Here at the Modern Sufficiency "headquarters" (really my desk in the living room), we have decided that we don't want to go back to life without Google, the KitchenAid, coffee or the propane fireplace (my elbows just couldn't take it). But we DO want to know where our food comes from and attempt to increase the quality and health benefits of our food. And we do enjoy the "work" of considering what we cook, eat, buy, and grow. And we are looking for ways, sustainable ways (I mean we both still work outside of this) to achieve a closer to home diet.

It is immeasurably pleasurable to me to have a carboy of mead bubbling away beside the propane fire; to have the sourdough starters (one whole wheat locally sourced and ground by me and one that is made with your basic supermarket white) springing to life on the bookshelf beside the kitchen table.
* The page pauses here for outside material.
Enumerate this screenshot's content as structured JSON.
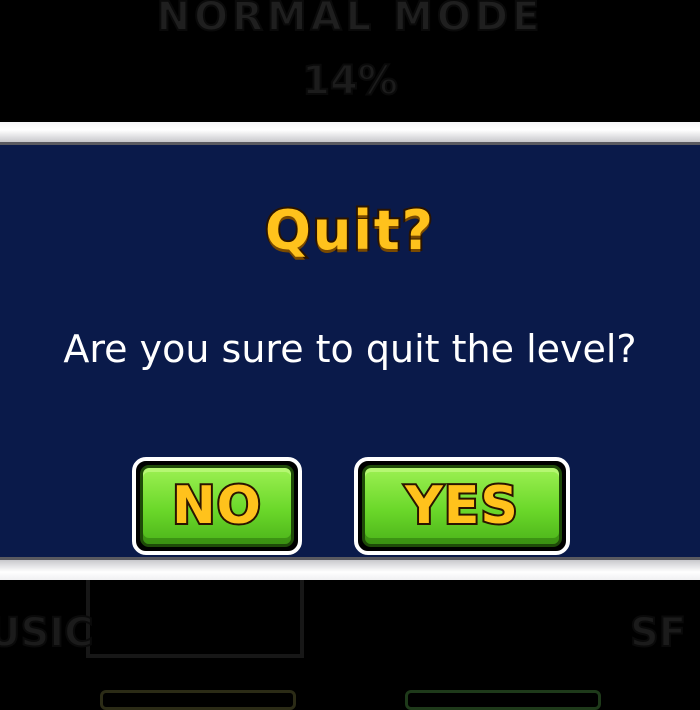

The breads that come with these starters is better than anything we can buy.

I love our homemade sauerkraut and am assured of the nutritional whallop of all the fermented foods that I make. On the other hand, I don't think I am willing to make sausages without a tiny bit of preservative to ensure I don't poison everyone. After all, Saltpeter after all has been used for centuries to preserve foods for long periods of time.

Today in our southern windows, we have two Aerogardens (small hydroponic growing appliances) sprouting heirloom tomatoes and saved-seed hot peppers for early spring consumption.

So it doesn't have to be an either/or choice. You don't have to give up on your sustainability goals because you don't have a woodstove or become Amish to achieve them. Producing something for your family that is edible, wearable, or tradeable doesn't mean everything has to be hand grown, hand sewn or produced by your own hand. But some of it, quite a bit of it, can be.

It can be as simple as changing out some of your landscaping to include food producing plants. An apple tree in the yard is beautiful both to look at and to provide fruit that is miles ahead in taste from the long distance travelers in the supermarkets. Or you could, like us, try your hand at making your own pastrami and cheese.

Sustainability is a mindset -- a mindset that is aware that the global spice trade made our food more enjoyable but requires a transportation system that sometimes harms the very places sending us those fragrant additives. It is a mindset that says, yes, I can grow a few tomatoes on my deck in the summer and then buy and preserve an area's bounty in glass jars in my basement for consumption during our long winters. It is one that seeks some balance between the rampant consumerist culture that we live in and our romaticized notions of our forebearers life of sustenance. It is also one that says: "I am tired tonight, let's go to the local burger joint for dinner. I will deal with the weeding tomorrow."